On Christmas Eve, my long-time colleague John Judis urged us all to read Karl Marx to understand the financial crisis of 2008. Das Kapital, no less, but leaving volumes 2 and 3 on the shelf. Only volume 1, thank God, almost 880 pages before the bibliography which starts roughly with Aristotle and ends with Xenophon. My favorite and perhaps most illuminating passage in volume 1 is this:

One half, or 60/125 of the industrial labour categories investigated, had absolutely no beer, 28% no milk. The weekly average of the liquid means of nourishment in the families varied from seven ounces in the needle-women to 24 3/4 ounces in the stocking makers. The majority of those who did not obtain milk were needle-women in London. The quantity of bread-stuffs consumed weekly varied from 7 3/4 lbs. for the needle-women to 11-1/2  lbs for the shoemakers, and gave a total average of 9.9. lbs. per adult weekly...

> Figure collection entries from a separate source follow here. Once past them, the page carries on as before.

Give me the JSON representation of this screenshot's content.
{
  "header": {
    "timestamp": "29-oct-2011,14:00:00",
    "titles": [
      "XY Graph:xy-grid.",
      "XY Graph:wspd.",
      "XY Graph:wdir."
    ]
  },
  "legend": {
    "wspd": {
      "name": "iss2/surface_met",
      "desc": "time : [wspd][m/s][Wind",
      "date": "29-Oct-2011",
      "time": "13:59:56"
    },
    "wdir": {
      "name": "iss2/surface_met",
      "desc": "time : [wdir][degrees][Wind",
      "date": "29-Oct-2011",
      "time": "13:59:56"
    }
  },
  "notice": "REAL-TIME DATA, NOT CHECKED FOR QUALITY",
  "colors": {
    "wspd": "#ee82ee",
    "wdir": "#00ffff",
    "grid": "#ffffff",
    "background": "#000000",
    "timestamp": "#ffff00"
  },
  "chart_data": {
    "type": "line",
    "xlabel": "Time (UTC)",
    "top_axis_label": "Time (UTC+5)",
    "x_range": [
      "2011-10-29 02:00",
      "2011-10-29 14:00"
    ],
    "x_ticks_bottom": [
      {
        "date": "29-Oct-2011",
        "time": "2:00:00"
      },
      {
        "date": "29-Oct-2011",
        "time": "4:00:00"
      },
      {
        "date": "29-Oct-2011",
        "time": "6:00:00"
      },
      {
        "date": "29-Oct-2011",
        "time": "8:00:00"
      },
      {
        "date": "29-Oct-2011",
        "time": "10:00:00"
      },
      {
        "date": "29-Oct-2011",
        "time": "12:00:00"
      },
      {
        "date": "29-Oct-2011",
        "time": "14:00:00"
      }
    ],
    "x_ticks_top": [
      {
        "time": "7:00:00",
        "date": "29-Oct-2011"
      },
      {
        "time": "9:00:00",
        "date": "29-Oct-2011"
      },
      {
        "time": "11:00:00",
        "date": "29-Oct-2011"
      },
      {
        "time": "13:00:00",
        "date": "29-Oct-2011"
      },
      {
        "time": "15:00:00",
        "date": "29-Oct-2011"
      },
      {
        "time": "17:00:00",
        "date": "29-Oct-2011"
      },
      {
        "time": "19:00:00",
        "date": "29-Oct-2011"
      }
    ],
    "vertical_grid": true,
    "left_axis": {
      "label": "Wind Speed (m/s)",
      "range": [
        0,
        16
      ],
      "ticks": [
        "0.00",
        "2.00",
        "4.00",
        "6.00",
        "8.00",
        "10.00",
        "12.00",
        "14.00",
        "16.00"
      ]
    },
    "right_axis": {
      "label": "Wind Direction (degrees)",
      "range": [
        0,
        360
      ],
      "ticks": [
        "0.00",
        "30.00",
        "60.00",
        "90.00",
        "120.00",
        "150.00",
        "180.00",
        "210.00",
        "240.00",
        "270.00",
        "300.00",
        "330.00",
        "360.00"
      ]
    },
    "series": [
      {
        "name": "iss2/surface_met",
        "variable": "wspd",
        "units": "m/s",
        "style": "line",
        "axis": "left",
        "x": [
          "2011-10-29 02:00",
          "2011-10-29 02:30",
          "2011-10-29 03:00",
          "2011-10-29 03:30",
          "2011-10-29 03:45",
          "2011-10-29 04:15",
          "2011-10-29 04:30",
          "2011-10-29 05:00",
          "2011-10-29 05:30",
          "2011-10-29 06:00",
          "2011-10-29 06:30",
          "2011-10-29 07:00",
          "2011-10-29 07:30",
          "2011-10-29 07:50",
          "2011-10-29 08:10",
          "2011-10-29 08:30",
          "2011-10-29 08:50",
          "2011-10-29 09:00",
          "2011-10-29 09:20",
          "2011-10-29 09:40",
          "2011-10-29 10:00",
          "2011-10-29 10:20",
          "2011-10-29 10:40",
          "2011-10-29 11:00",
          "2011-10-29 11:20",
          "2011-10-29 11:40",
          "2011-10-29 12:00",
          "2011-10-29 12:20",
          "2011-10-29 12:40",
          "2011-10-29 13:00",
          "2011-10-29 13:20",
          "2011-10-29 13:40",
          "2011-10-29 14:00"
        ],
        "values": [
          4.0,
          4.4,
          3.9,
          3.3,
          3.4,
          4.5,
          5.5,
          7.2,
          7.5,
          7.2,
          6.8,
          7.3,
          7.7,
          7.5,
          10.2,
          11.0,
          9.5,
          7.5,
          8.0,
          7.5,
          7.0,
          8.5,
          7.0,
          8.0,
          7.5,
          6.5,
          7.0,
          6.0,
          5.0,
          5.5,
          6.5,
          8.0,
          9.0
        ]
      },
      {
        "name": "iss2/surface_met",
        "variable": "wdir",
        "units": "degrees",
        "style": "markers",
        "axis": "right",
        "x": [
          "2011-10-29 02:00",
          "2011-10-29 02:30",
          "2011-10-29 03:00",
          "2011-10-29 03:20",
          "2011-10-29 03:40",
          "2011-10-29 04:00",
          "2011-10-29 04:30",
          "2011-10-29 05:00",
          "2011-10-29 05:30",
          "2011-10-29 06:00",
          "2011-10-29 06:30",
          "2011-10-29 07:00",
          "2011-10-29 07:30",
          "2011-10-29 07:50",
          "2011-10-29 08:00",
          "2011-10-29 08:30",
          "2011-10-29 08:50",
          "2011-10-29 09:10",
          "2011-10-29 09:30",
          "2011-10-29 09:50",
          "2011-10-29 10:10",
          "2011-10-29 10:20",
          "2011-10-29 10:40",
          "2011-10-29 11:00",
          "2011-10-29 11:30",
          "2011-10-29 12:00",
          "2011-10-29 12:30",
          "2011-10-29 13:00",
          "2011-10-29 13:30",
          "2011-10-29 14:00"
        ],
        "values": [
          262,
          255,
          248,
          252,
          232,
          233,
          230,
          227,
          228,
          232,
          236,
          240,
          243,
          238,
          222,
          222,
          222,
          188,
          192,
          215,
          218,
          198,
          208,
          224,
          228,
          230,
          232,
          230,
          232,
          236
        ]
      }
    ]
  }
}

Frankly, I find the chapter in volume 3 of Capital, "On the Realm of Necessity and the Realm of Freedom," much more provocative than all of volume 1. No matter. The collapse of Lehman Brothers will not revive Karl Marx. Nor will it revive Monopoly Capital by Paul Baran and Paul Sweezy, names I'd never expected to read again though Judis honors them as the font of his education in economics. Perhaps they can be his excuse for why he doesn't understand the contemporary world. Fair enough. I was a student of Herbert Marcuse and I allowed him to twist my mind for quite awhile.

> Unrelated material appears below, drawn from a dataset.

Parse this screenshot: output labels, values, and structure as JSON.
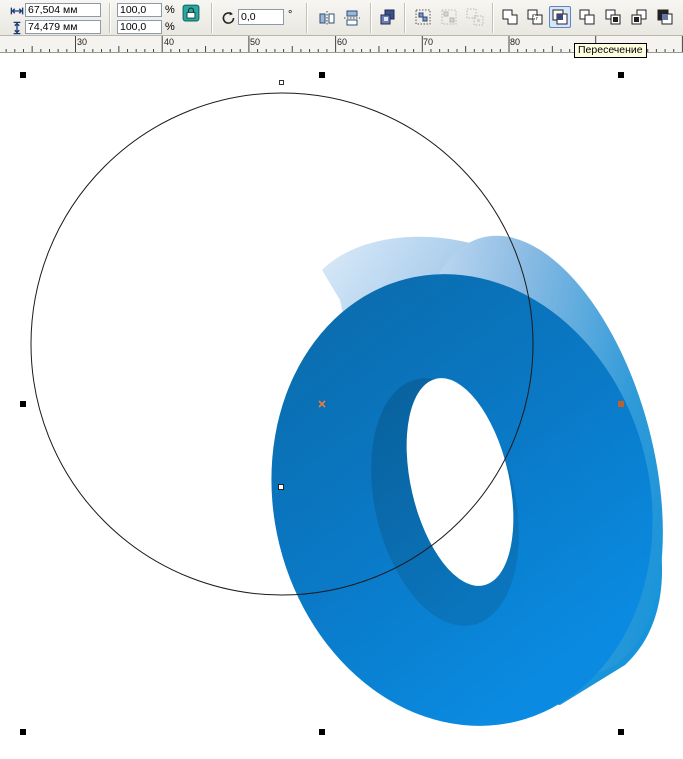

But they can't be Judis' pretext for why he fails utterly to grasp the reality of the Islamic jihad which, textually obliged in the Koran, is now again exploding throughout the world. On December 30, Judis wrote essentially to assert, approving of an article I had inferentially criticized, that there was no jihad and no jihadists in America. Oh, my. Doesn't he read the newspapers? Ever since September 11, there has been a substantial record built in our courts of pockets of Muslim immigrants around the country conspiring to commit terrorist acts. 

As late as last week, on December 22, according to an article by John von Zielbauer in the New York Times, for example, a jury in the federal district court in Camden, New Jersey found five Muslim immigrants (three of them brothers, all illegals) guilty of jihad, that is, conspiring to attack the U.S. army base in Fort Dix, New Jersey. In this, perhaps, they were trying to fulfill the ambition of Bill Ayers and his comrades (frustrated by a deadly explosion in a Greenwich Village mansion) also to bomb a Fort Dix dance and kill new recruits and their girlfriends. 

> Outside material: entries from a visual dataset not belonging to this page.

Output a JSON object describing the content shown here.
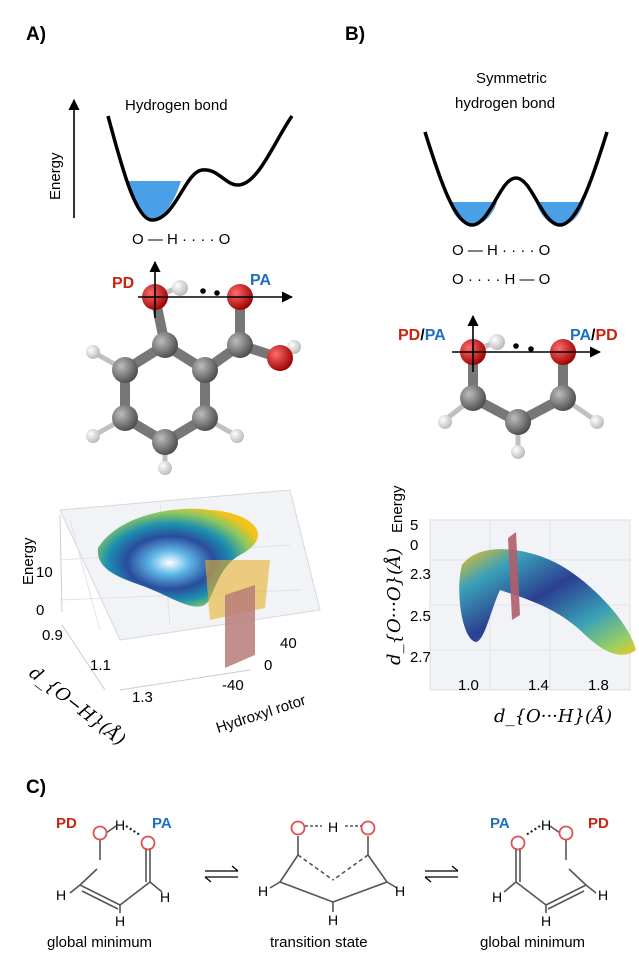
{
  "panels": {
    "a": "A)",
    "b": "B)",
    "c": "C)"
  },
  "panel_a": {
    "title": "Hydrogen bond",
    "energy_axis": "Energy",
    "bond_scheme": "O — H · · · · O",
    "donor_label": "PD",
    "acceptor_label": "PA",
    "surface": {
      "z_label": "Energy",
      "z_ticks": [
        "10",
        "0"
      ],
      "x_label": "d_{O−H}(Å)",
      "x_ticks": [
        "0.9",
        "1.1",
        "1.3"
      ],
      "y_label": "Hydroxyl rotor",
      "y_ticks": [
        "40",
        "0",
        "-40"
      ]
    }
  },
  "panel_b": {
    "title_line1": "Symmetric",
    "title_line2": "hydrogen bond",
    "bond_scheme_1": "O — H · · · · O",
    "bond_scheme_2": "O · · · · H — O",
    "left_label_red": "PD",
    "left_label_sep": "/",
    "left_label_blue": "PA",
    "right_label_blue": "PA",
    "right_label_sep": "/",
    "right_label_red": "PD",
    "surface": {
      "z_label": "Energy",
      "z_ticks": [
        "5",
        "0"
      ],
      "y_label": "d_{O···O}(Å)",
      "y_ticks": [
        "2.3",
        "2.5",
        "2.7"
      ],
      "x_label": "d_{O···H}(Å)",
      "x_ticks": [
        "1.0",
        "1.4",
        "1.8"
      ]
    }
  },
  "panel_c": {
    "left": {
      "donor": "PD",
      "acceptor": "PA",
      "caption": "global minimum"
    },
    "middle": {
      "caption": "transition state"
    },
    "right": {
      "donor": "PD",
      "acceptor": "PA",
      "caption": "global minimum"
    },
    "atom_o": "O",
    "atom_h": "H"
  },
  "colors": {
    "donor_red": "#c8240e",
    "acceptor_blue": "#1f6fc0",
    "well_fill": "#4aa0e6",
    "carbon": "#6e6e6e",
    "oxygen": "#d41b1b"
  }
}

As it happens, jihadism has less deadly manifestations than murder. As the Ku Klux Klan had less deadly manifestations than lynching. This morning I watched a frightening episode in the public life of America. It was a demonstration by, say, 200 Muslim immigrants in Fort Lauderdale against the Israeli air strikes over Gaza. Now, the first amendment protects such demos, and I would not for a moment want to curb them. But I ask each of you to pay attention to the details of what was being shouted. Especially by the young women screaming, "Jews to the ovens." No jihad in America, huh? Do we want such immigrants in our country? Well, John, do we?